The incident occurred during a period of already strained ties between Jerusalem and Amman over Israel’s decision to install metal detectors at entrances to the Temple Mount following a July 14 terror attack at the Jerusalem holy site. In that attack, three Arab Israelis shot dead two Israeli police officers using weapons smuggled into the Al-Aqsa Mosque.

The increased security at the holy site triggered Muslim protests, including by Jordan, the site’s formal custodian, which viewed it as Israeli encroachment.

Ten days after the Temple Mount attack into the controversy, Mohammed al-Jawawdeh delivered bedroom furniture to a building owned by the Jordanian landlord of the Israeli guard.

Jordanian security officials said at the time that an argument ensued and that the teen attacked the guard with a screwdriver. The guard, who was lightly hurt, opened fire, killing the teen and severely wounding the landlord who stood nearby and later died of his injuries.

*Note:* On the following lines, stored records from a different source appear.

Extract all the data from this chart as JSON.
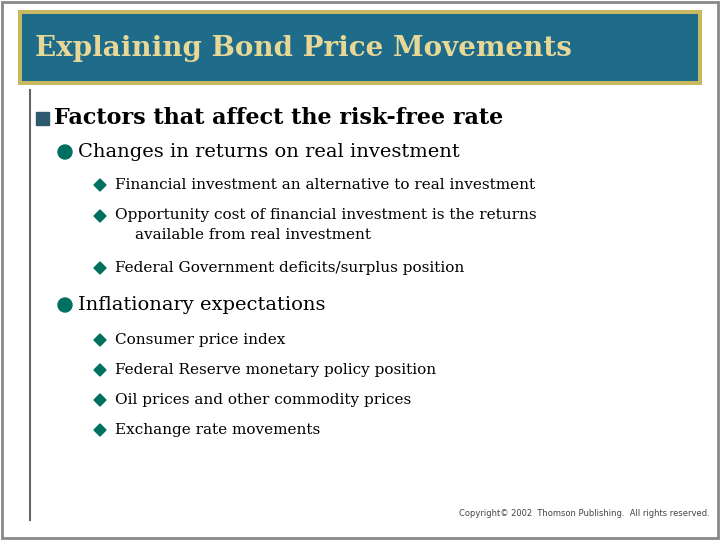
{
  "title": "Explaining Bond Price Movements",
  "title_bg_color": "#1e6b8a",
  "title_border_color": "#000000",
  "title_border_outer": "#c8b860",
  "title_text_color": "#e8d898",
  "bg_color": "#ffffff",
  "teal_color": "#007060",
  "dark_teal": "#007060",
  "bullet_square_color": "#2d5a6e",
  "copyright": "Copyright© 2002  Thomson Publishing.  All rights reserved.",
  "level1_text": "Factors that affect the risk-free rate",
  "level2_items": [
    {
      "text": "Changes in returns on real investment",
      "level3": [
        "Financial investment an alternative to real investment",
        "Opportunity cost of financial investment is the returns\navailable from real investment",
        "Federal Government deficits/surplus position"
      ]
    },
    {
      "text": "Inflationary expectations",
      "level3": [
        "Consumer price index",
        "Federal Reserve monetary policy position",
        "Oil prices and other commodity prices",
        "Exchange rate movements"
      ]
    }
  ],
  "title_font_size": 20,
  "l1_font_size": 16,
  "l2_font_size": 14,
  "l3_font_size": 11
}
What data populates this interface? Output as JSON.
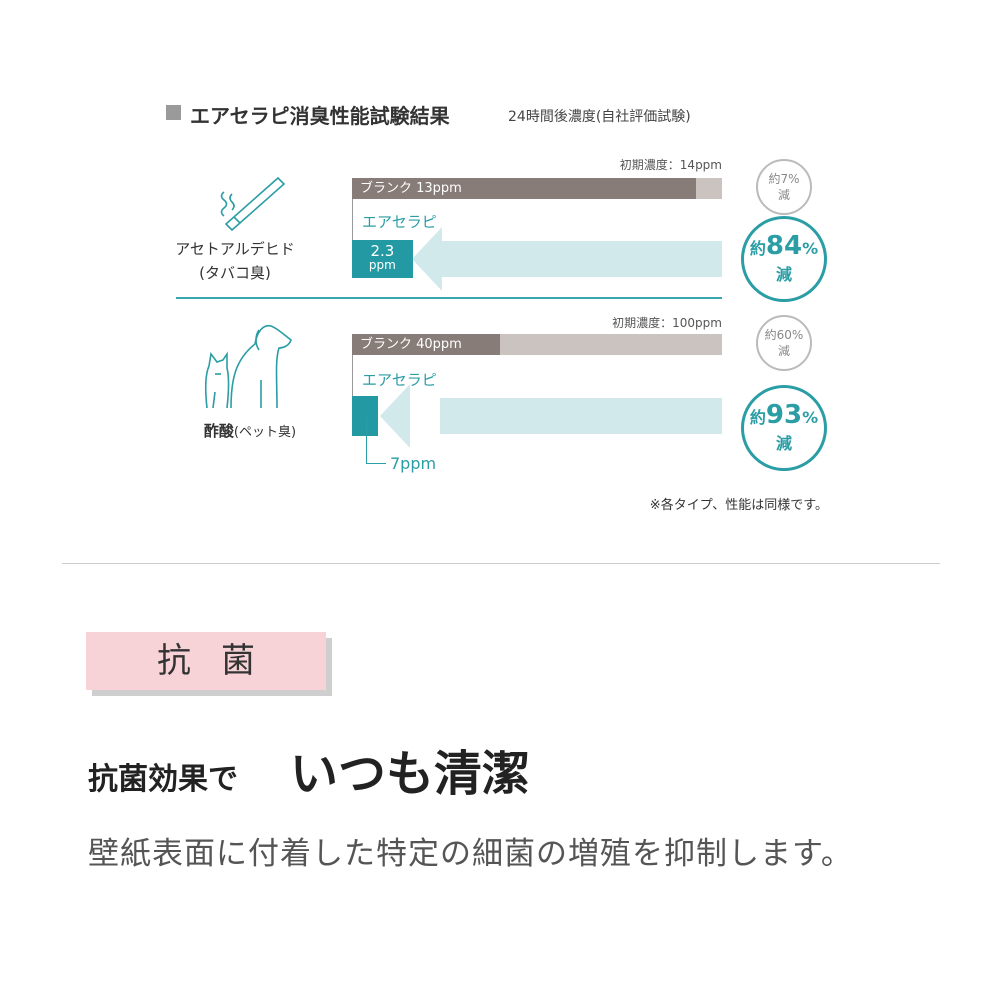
{
  "header": {
    "title": "エアセラピ消臭性能試験結果",
    "subtitle": "24時間後濃度(自社評価試験)"
  },
  "colors": {
    "blank": "#877c77",
    "track": "#cbc3bf",
    "product": "#2299a3",
    "arrow": "#d2e9ec",
    "accent": "#2a9da5",
    "pink": "#f7d3d7"
  },
  "chart_data": [
    {
      "type": "bar",
      "name_label": "アセトアルデヒド",
      "sub_label": "(タバコ臭)",
      "icon": "cigarette-icon",
      "initial_label": "初期濃度：14ppm",
      "initial": 14,
      "blank": {
        "label": "ブランク 13ppm",
        "value": 13,
        "reduction": "約7%",
        "reduction_unit": "減"
      },
      "product": {
        "label": "エアセラピ",
        "value": 2.3,
        "value_label": "2.3",
        "unit": "ppm",
        "reduction_prefix": "約",
        "reduction": "84",
        "pct": "%",
        "reduction_unit": "減"
      }
    },
    {
      "type": "bar",
      "name_label": "酢酸",
      "sub_label": "(ペット臭)",
      "icon": "dog-cat-icon",
      "initial_label": "初期濃度：100ppm",
      "initial": 100,
      "blank": {
        "label": "ブランク 40ppm",
        "value": 40,
        "reduction": "約60%",
        "reduction_unit": "減"
      },
      "product": {
        "label": "エアセラピ",
        "value": 7,
        "value_label": "7ppm",
        "reduction_prefix": "約",
        "reduction": "93",
        "pct": "%",
        "reduction_unit": "減"
      }
    }
  ],
  "note": "※各タイプ、性能は同様です。",
  "section": {
    "badge": "抗菌",
    "headline_small": "抗菌効果で",
    "headline_large": "いつも清潔",
    "body": "壁紙表面に付着した特定の細菌の増殖を抑制します。"
  }
}
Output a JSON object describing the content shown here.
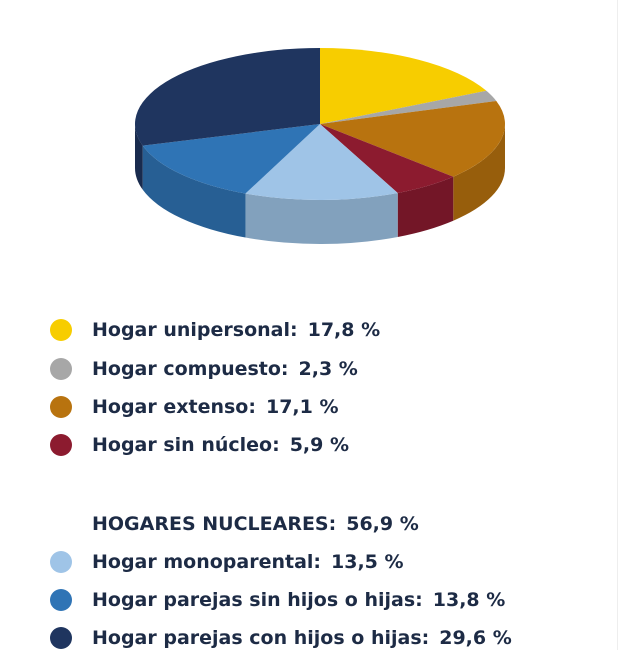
{
  "chart_data": {
    "type": "pie",
    "categories": [
      "Hogar unipersonal:",
      "Hogar compuesto:",
      "Hogar extenso:",
      "Hogar sin núcleo:",
      "Hogar monoparental:",
      "Hogar parejas sin hijos o hijas:",
      "Hogar parejas con hijos o hijas:"
    ],
    "values": [
      17.8,
      2.3,
      17.1,
      5.9,
      13.5,
      13.8,
      29.6
    ],
    "value_labels": [
      "17,8 %",
      "2,3 %",
      "17,1 %",
      "5,9 %",
      "13,5 %",
      "13,8 %",
      "29,6 %"
    ],
    "colors": [
      "#f7cd00",
      "#a7a7a7",
      "#b8730f",
      "#8c1b2f",
      "#9fc4e7",
      "#2f74b5",
      "#1f355f"
    ],
    "group_label": "HOGARES NUCLEARES:",
    "group_value": 56.9,
    "group_value_label": "56,9 %"
  }
}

Jordanian protesters wave national flags and chant slogans during a demonstration near the Israeli embassy in the capital Amman on July 28, 2017, calling for the shutting down the of the embassy, expelling the ambassador, and canceling the 1994 peace treaty with Israel. (AFP PHOTO / KHALIL MAZRAAWI)

The following day, after a phone call between Netanyahu and King Abdullah II, Jordan allowed the guard to leave under the cover of diplomatic immunity, while Israel removed the metal detectors in an apparent tradeoff.

What came next infuriated the Jordanians.

Two days after the fatal shooting, Netanyahu praised the guard and gave him a hero’s welcome at the prime minister’s office. Netanyahu told the guard he had acted “calmly” and that he was “happy that things ended the way they did.”

Jordan’s monarch promptly slammed Netanyahu for “provocative” behavior, accusing him of trying to score political points in Israel, where the prime minister was being criticized for his handling of the metal detector controversy.

It marks the first time since 1994 that Israel does not have a top diplomat present in Jordan, said Oded Eran, a former Israeli ambassador to the kingdom. Eran said that “most of the damage could have been averted” if Netanyahu had refrained from his televised, back-slapping welcome of the guard.

The Associated Press contributed to this report.